A major challenge for an SRE team when optimizing activities between feature development and reducing toil is managing the alert noise. False alarms often lead to resources being pulled away from important issues that must be addressed immediately. The alert can be noisy for the SRE team if
- It doesn’t provide substantial information about an event that occurred
- It doesn’t provide enough information about any future event that may affect the end-user.
In such cases, the alert is considered not worthy or actionable by the SRE engineer. It just contributes to killing the time of the engineer and distracting them from their routine tasks.
Setting the right Threshold.
To reduce alert fatigue and noise, you need to set the right thresholds for triggering alerts. You also need to decide which of these alerts are most important for sending into your on-call platform. Your IT monitoring system can work on more than 200 or 300 parameters. You are not required to set alerts for all the parameters or metrics. You just need to set meaningful alerts, which are important for your system reliability and availability. You can collect the data from other parameters as non-alerting and use it for pre-emptive incident analysis. Only alerts that require immediate action should trigger your system to send notifications. Other alerts can be just saved or recorded somewhere to provide meaningful context.

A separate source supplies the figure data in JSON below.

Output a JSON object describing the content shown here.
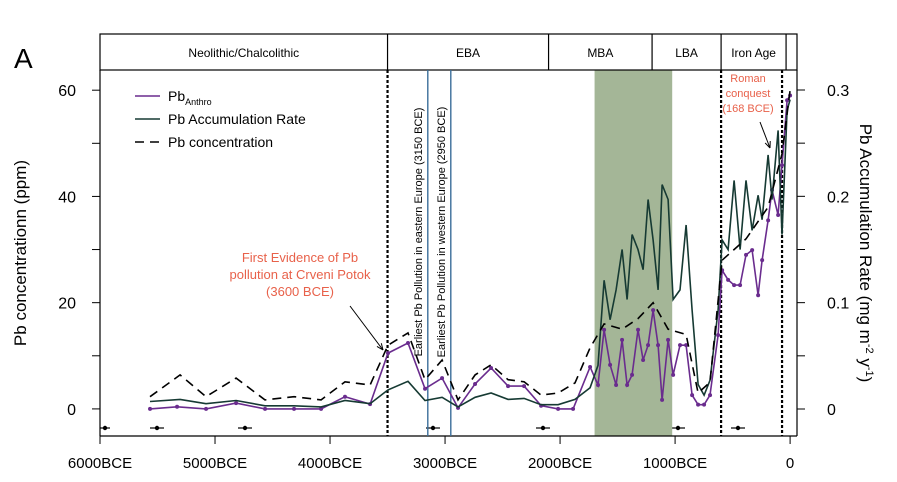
{
  "chart_data": {
    "type": "line",
    "panel_label": "A",
    "xlim": [
      -6000,
      60
    ],
    "xticks": [
      {
        "value": -6000,
        "label": "6000BCE"
      },
      {
        "value": -5000,
        "label": "5000BCE"
      },
      {
        "value": -4000,
        "label": "4000BCE"
      },
      {
        "value": -3000,
        "label": "3000BCE"
      },
      {
        "value": -2000,
        "label": "2000BCE"
      },
      {
        "value": -1000,
        "label": "1000BCE"
      },
      0
    ],
    "ylim": [
      -5.1,
      63.8
    ],
    "yticks": [
      0,
      20,
      40,
      60
    ],
    "yminor": [
      10,
      30,
      50
    ],
    "y2lim": [
      -0.0254,
      0.3188
    ],
    "y2ticks": [
      0,
      0.1,
      0.2,
      0.3
    ],
    "y2minor": [
      0.05,
      0.15,
      0.25
    ],
    "ylabel": "Pb concentrationn (ppm)",
    "y2label": [
      "Pb Accumulation Rate (mg m",
      "-2",
      " y",
      "-1",
      ")"
    ],
    "periods": [
      {
        "label": "Neolithic/Chalcolithic",
        "start": -6000,
        "end": -3500
      },
      {
        "label": "EBA",
        "start": -3500,
        "end": -2100
      },
      {
        "label": "MBA",
        "start": -2100,
        "end": -1200
      },
      {
        "label": "LBA",
        "start": -1200,
        "end": -600
      },
      {
        "label": "Iron Age",
        "start": -600,
        "end": -35
      }
    ],
    "spans": [
      {
        "x0": -1700,
        "x1": -1025,
        "color": "#a4b697"
      }
    ],
    "vlines": [
      {
        "x": -3500,
        "color": "#000000",
        "dash": "dotted"
      },
      {
        "x": -600,
        "color": "#000000",
        "dash": "dotted"
      },
      {
        "x": -70,
        "color": "#000000",
        "dash": "dotted"
      },
      {
        "x": -3150,
        "color": "#3b6e9a",
        "dash": "solid",
        "label": "Earliest Pb Pollution in eastern Europe (3150 BCE)"
      },
      {
        "x": -2950,
        "color": "#3b6e9a",
        "dash": "solid",
        "label": "Earliest Pb Pollution in western Europe (2950 BCE)"
      }
    ],
    "annotations": [
      {
        "lines": [
          "First Evidence of Pb",
          "pollution at Crveni Potok",
          "(3600 BCE)"
        ],
        "color": "#e8614a"
      },
      {
        "lines": [
          "Roman",
          "conquest",
          "(168 BCE)"
        ],
        "color": "#e8614a"
      }
    ],
    "series": [
      {
        "name": "Pb",
        "name_subscript": "Anthro",
        "color": "#6a2c8e",
        "dash": "solid",
        "markers": true,
        "x": [
          -5565,
          -5330,
          -5078,
          -4817,
          -4565,
          -4313,
          -4078,
          -3870,
          -3652,
          -3496,
          -3322,
          -3174,
          -3026,
          -2887,
          -2739,
          -2600,
          -2452,
          -2313,
          -2165,
          -2017,
          -1887,
          -1739,
          -1670,
          -1617,
          -1565,
          -1513,
          -1461,
          -1417,
          -1374,
          -1322,
          -1278,
          -1235,
          -1191,
          -1148,
          -1113,
          -1061,
          -1017,
          -957,
          -904,
          -852,
          -800,
          -748,
          -696,
          -626,
          -591,
          -539,
          -487,
          -435,
          -383,
          -330,
          -278,
          -243,
          -191,
          -157,
          -104,
          -70,
          -26,
          0
        ],
        "values": [
          0,
          0.4,
          0,
          1.1,
          0,
          0,
          0,
          2.3,
          0.9,
          10.5,
          12.4,
          3.8,
          5.8,
          0.2,
          4.7,
          7.7,
          4.3,
          4.3,
          0.6,
          0,
          0,
          7.9,
          4.5,
          14.9,
          8.3,
          4.5,
          13,
          4.5,
          6.4,
          14.9,
          9.2,
          12,
          18.6,
          12,
          1.7,
          13,
          6.4,
          12,
          12,
          2.6,
          0.8,
          0.8,
          2.6,
          13.9,
          26.1,
          24.3,
          23.3,
          23.3,
          29,
          29.9,
          21.4,
          28,
          35.5,
          41.2,
          36.5,
          45.9,
          58.1,
          59
        ]
      },
      {
        "name": "Pb Accumulation Rate",
        "color": "#163a33",
        "dash": "solid",
        "axis": "y2",
        "x": [
          -5565,
          -5304,
          -5078,
          -4817,
          -4565,
          -4313,
          -4078,
          -3870,
          -3652,
          -3496,
          -3322,
          -3174,
          -3026,
          -2887,
          -2739,
          -2600,
          -2452,
          -2313,
          -2165,
          -2017,
          -1870,
          -1739,
          -1670,
          -1617,
          -1565,
          -1513,
          -1461,
          -1417,
          -1374,
          -1322,
          -1278,
          -1235,
          -1191,
          -1148,
          -1113,
          -1061,
          -1017,
          -957,
          -904,
          -852,
          -800,
          -748,
          -696,
          -626,
          -591,
          -539,
          -487,
          -435,
          -383,
          -330,
          -278,
          -243,
          -191,
          -157,
          -104,
          -70,
          -26,
          0
        ],
        "values": [
          0.007,
          0.009,
          0.005,
          0.008,
          0.003,
          0.003,
          0.002,
          0.008,
          0.005,
          0.018,
          0.026,
          0.008,
          0.011,
          0.002,
          0.011,
          0.015,
          0.009,
          0.01,
          0.004,
          0.004,
          0.009,
          0.02,
          0.041,
          0.121,
          0.084,
          0.112,
          0.15,
          0.103,
          0.164,
          0.15,
          0.131,
          0.197,
          0.159,
          0.112,
          0.211,
          0.197,
          0.103,
          0.112,
          0.173,
          0.093,
          0.023,
          0.013,
          0.027,
          0.093,
          0.159,
          0.15,
          0.215,
          0.15,
          0.215,
          0.168,
          0.201,
          0.178,
          0.239,
          0.197,
          0.262,
          0.164,
          0.281,
          0.291
        ]
      },
      {
        "name": "Pb concentration",
        "color": "#000000",
        "dash": "dashed",
        "x": [
          -5565,
          -5304,
          -5078,
          -4817,
          -4565,
          -4313,
          -4078,
          -3870,
          -3652,
          -3496,
          -3322,
          -3174,
          -3026,
          -2887,
          -2739,
          -2600,
          -2452,
          -2313,
          -2165,
          -2017,
          -1870,
          -1739,
          -1617,
          -1461,
          -1322,
          -1191,
          -1061,
          -904,
          -800,
          -696,
          -591,
          -383,
          -191,
          -70,
          0
        ],
        "values": [
          2.3,
          6.4,
          2.3,
          5.8,
          1.7,
          2.3,
          1.7,
          5.1,
          4.5,
          12,
          14.3,
          5.5,
          9.2,
          1.7,
          6.4,
          8.3,
          5.5,
          5.1,
          2.6,
          3,
          4.9,
          11.5,
          16,
          15,
          17,
          20,
          15,
          14,
          3,
          5,
          28,
          32,
          38,
          48,
          60
        ]
      }
    ]
  }
}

Sometimes alerts flap or quickly switch from Ok to alert mode. This can be easily managed by modifying the threshold limits or conditions. Flapping usually occurs owing to a sudden increase in user behaviour during high activity time of the day. For example, if you have set your CPU alerts at 60% but you see it flap in the range of 59.8% or 60.8% during high activity times of day regularly. You can set the threshold value to 61% or even 62%. Setting up incremental alerts is also beneficial. If you set an alert for CPU usage at 85%, you would know that something is not right with the system anytime the alert is triggered.
Joining or merging similar incidents alerts
You have set an alert rule that would assess your disk usage every hour and will trigger if the user goes over 60%. Now, you may have set a prior rule when the alert triggers when disk usage is above 80%. The on-call system must be trained to merge this similar event so that you are notified only once.
Differentiating the types of alerts
Every alert has its importance, but certain things affect the core systems’ availability and working. It is important to differentiate these alerts with the right key-value pair tags.
No SRE engineer would like to be woken at 2.00 am for a false alert or alert that can be attended the next day in the morning. So Alert management and putting in place features to mitigate alert noise is a crucial function in SRE.